The first HBV therapeutic vaccine to be studied in HBV-infected humans was GS-4774, a yeast-based T-cell vaccine containing HBV core, surface, and X proteins that has been shown to be immunogenic in mouse models and healthy volunteers. In a small phase II study the effects of GS-4774 were investigated on HBV-specific T-cell responses in 12 naïve HBeAg-negative genotype D patients with chronic HBV infection [76]. They received six consecutive monthly doses of the vaccine in combination with TDF. Although T-cell function improved, mostly an effect on CD8 cells, it was insufficient to induce a substantial decline of HBsAg levels. Multiple other vaccines are currently in development (early phase). These vaccines include vaccines targeting the preS1 domain [77] and the immune-stimulant vaccine ABX203 [78].
It might be that a combination of the aforementioned strategies (directed at reversal of T-cell exhaustion and generation of new T-cell responses) in patients with HBV infection stably suppressed with NUCs might be a way forward. A recent study in WHV-infected woodchucks investigated such a triple therapy combination, consisting of therapeutic vaccine (i.e., DNA plasmids expressing woodchuck hepatitis core antigen and WHsAg), the immune checkpoint inhibitor anti-PD-L1, and ETV. Sustained immunological control with the development of antibodies against WHsAg and even viral clearance in some woodchucks was achieved [79]. Recently, a phase I trial evaluating the efficacy of anti-PD1 treatment with or without GS-4774 in HBeAg-negative chronic hepatitis B patients was published [80]. A single dose of anti-PD1 resulted in a significant decline in HBsAg levels, but with no apparent added benefit of GS-4774.
Conclusions
Although treatment with the current nucleoside/nucleotide inhibitors is very successful in suppressing HBV DNA to undetectable levels, functional let alone sterilizing cures are not within reach for the vast majority of HBV-infected patients. New exciting advances have led to new compounds targeting multiple steps in the viral life cycle as well as approaches to attenuate virus-induced immune dysregulation. Further research into these agents remains problematic however, with key issues needing to be resolved. First, firm therapy-related end points of cure need to be establish. Second, it is likely that combination therapies will be required, and it is currently hard to envisage how the most promising combination of drug targets can be determined. Thereafter, however, the future looks bright for patients with chronic HBV infection.
Acknowledgements
No funding or sponsorship was received for this study or publication of this article.
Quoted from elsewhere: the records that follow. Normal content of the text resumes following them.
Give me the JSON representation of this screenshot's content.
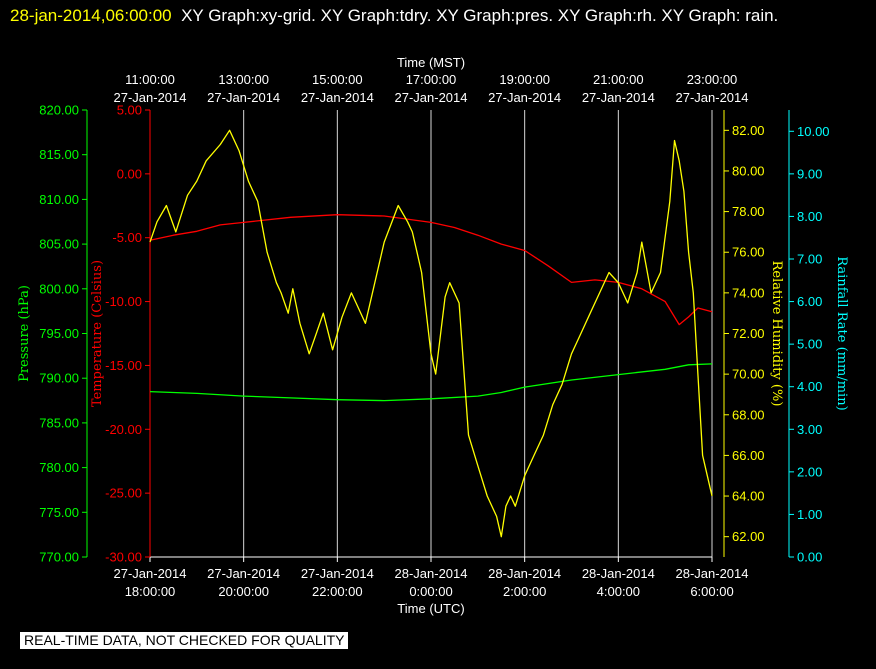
{
  "header": {
    "timestamp": "28-jan-2014,06:00:00",
    "graphs": "XY Graph:xy-grid.  XY Graph:tdry.  XY Graph:pres.  XY Graph:rh.  XY Graph: rain."
  },
  "notice": "REAL-TIME DATA, NOT CHECKED FOR QUALITY",
  "colors": {
    "background": "#000000",
    "grid": "#ffffff",
    "pressure": "#00ff00",
    "temperature": "#ff0000",
    "humidity": "#ffff00",
    "rain": "#00ffff"
  },
  "chart_data": {
    "type": "line",
    "grid": true,
    "x_top": {
      "label": "Time (MST)",
      "ticks": [
        [
          "11:00:00",
          "27-Jan-2014"
        ],
        [
          "13:00:00",
          "27-Jan-2014"
        ],
        [
          "15:00:00",
          "27-Jan-2014"
        ],
        [
          "17:00:00",
          "27-Jan-2014"
        ],
        [
          "19:00:00",
          "27-Jan-2014"
        ],
        [
          "21:00:00",
          "27-Jan-2014"
        ],
        [
          "23:00:00",
          "27-Jan-2014"
        ]
      ]
    },
    "x_bottom": {
      "label": "Time (UTC)",
      "range_hours": [
        0,
        12
      ],
      "ticks": [
        [
          "27-Jan-2014",
          "18:00:00"
        ],
        [
          "27-Jan-2014",
          "20:00:00"
        ],
        [
          "27-Jan-2014",
          "22:00:00"
        ],
        [
          "28-Jan-2014",
          "0:00:00"
        ],
        [
          "28-Jan-2014",
          "2:00:00"
        ],
        [
          "28-Jan-2014",
          "4:00:00"
        ],
        [
          "28-Jan-2014",
          "6:00:00"
        ]
      ]
    },
    "axes": {
      "pressure": {
        "label": "Pressure (hPa)",
        "ylim": [
          770,
          820
        ],
        "ticks": [
          "770.00",
          "775.00",
          "780.00",
          "785.00",
          "790.00",
          "795.00",
          "800.00",
          "805.00",
          "810.00",
          "815.00",
          "820.00"
        ]
      },
      "temperature": {
        "label": "Temperature (Celsius)",
        "ylim": [
          -30,
          5
        ],
        "ticks": [
          "-30.00",
          "-25.00",
          "-20.00",
          "-15.00",
          "-10.00",
          "-5.00",
          "0.00",
          "5.00"
        ]
      },
      "humidity": {
        "label": "Relative Humidity (%)",
        "ylim": [
          61,
          83
        ],
        "ticks": [
          "62.00",
          "64.00",
          "66.00",
          "68.00",
          "70.00",
          "72.00",
          "74.00",
          "76.00",
          "78.00",
          "80.00",
          "82.00"
        ]
      },
      "rain": {
        "label": "Rainfall Rate (mm/min)",
        "ylim": [
          0,
          10.5
        ],
        "ticks": [
          "0.00",
          "1.00",
          "2.00",
          "3.00",
          "4.00",
          "5.00",
          "6.00",
          "7.00",
          "8.00",
          "9.00",
          "10.00"
        ]
      }
    },
    "series": [
      {
        "name": "pres",
        "axis": "pressure",
        "x": [
          0,
          1,
          2,
          3,
          4,
          5,
          6,
          7,
          7.5,
          8,
          9,
          10,
          11,
          11.5,
          12
        ],
        "values": [
          788.5,
          788.3,
          788.0,
          787.8,
          787.6,
          787.5,
          787.7,
          788.0,
          788.4,
          789.0,
          789.8,
          790.4,
          791.0,
          791.5,
          791.6
        ]
      },
      {
        "name": "tdry",
        "axis": "temperature",
        "x": [
          0,
          0.5,
          1,
          1.5,
          2,
          3,
          4,
          5,
          6,
          6.5,
          7,
          7.5,
          8,
          8.5,
          9,
          9.5,
          10,
          10.5,
          11,
          11.3,
          11.5,
          11.7,
          12
        ],
        "values": [
          -5.2,
          -4.8,
          -4.5,
          -4.0,
          -3.8,
          -3.4,
          -3.2,
          -3.3,
          -3.8,
          -4.2,
          -4.8,
          -5.5,
          -6.0,
          -7.2,
          -8.5,
          -8.3,
          -8.5,
          -9.0,
          -10.0,
          -11.8,
          -11.2,
          -10.5,
          -10.8
        ]
      },
      {
        "name": "rh",
        "axis": "humidity",
        "x": [
          0,
          0.15,
          0.35,
          0.55,
          0.8,
          1.0,
          1.2,
          1.5,
          1.7,
          1.9,
          2.1,
          2.3,
          2.5,
          2.7,
          2.8,
          2.95,
          3.05,
          3.2,
          3.4,
          3.55,
          3.7,
          3.9,
          4.1,
          4.3,
          4.4,
          4.6,
          5.0,
          5.3,
          5.5,
          5.6,
          5.7,
          5.8,
          5.9,
          6.0,
          6.1,
          6.3,
          6.4,
          6.6,
          6.8,
          7.0,
          7.2,
          7.4,
          7.5,
          7.6,
          7.7,
          7.8,
          8.0,
          8.2,
          8.4,
          8.6,
          8.8,
          9.0,
          9.2,
          9.4,
          9.6,
          9.8,
          10.0,
          10.2,
          10.4,
          10.5,
          10.7,
          10.9,
          11.1,
          11.2,
          11.3,
          11.4,
          11.5,
          11.6,
          11.7,
          11.8,
          11.9,
          12.0
        ],
        "values": [
          76.5,
          77.5,
          78.3,
          77.0,
          78.8,
          79.5,
          80.5,
          81.3,
          82.0,
          81.0,
          79.5,
          78.5,
          76.0,
          74.5,
          74.0,
          73.0,
          74.2,
          72.5,
          71.0,
          72.0,
          73.0,
          71.2,
          72.8,
          74.0,
          73.5,
          72.5,
          76.5,
          78.3,
          77.5,
          77.0,
          76.0,
          75.0,
          73.0,
          71.0,
          70.0,
          73.8,
          74.5,
          73.5,
          67.0,
          65.5,
          64.0,
          63.0,
          62.0,
          63.5,
          64.0,
          63.5,
          65.0,
          66.0,
          67.0,
          68.5,
          69.5,
          71.0,
          72.0,
          73.0,
          74.0,
          75.0,
          74.5,
          73.5,
          75.0,
          76.5,
          74.0,
          75.0,
          78.5,
          81.5,
          80.5,
          79.0,
          76.0,
          74.0,
          70.0,
          66.0,
          65.0,
          64.0
        ]
      }
    ]
  }
}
All named authors meet the International Committee of Medical Journal Editors criteria for authorship for the manuscript, take responsibility for the integrity of the work as a whole, and have given final approval for the version to be published.
Disclosures
Joop Arends provides advisory services for MSD, Abbvie, BMS, Janssen, Gilead and Viiv. Joop Arends has also received research grants from MSD, ViiV, BMS and Abbvie. Andrew Ustianowski provides advisory services for Abbvie, Gilead, Janssen, MSD, ViiV. Faydra Lieveld and Shazaad Ahmad have nothing to disclose.
Compliance with Ethics Guidelines
This article is based on previously conducted studies, and does not involve any new studies of human or animal subjects performed by any of the authors.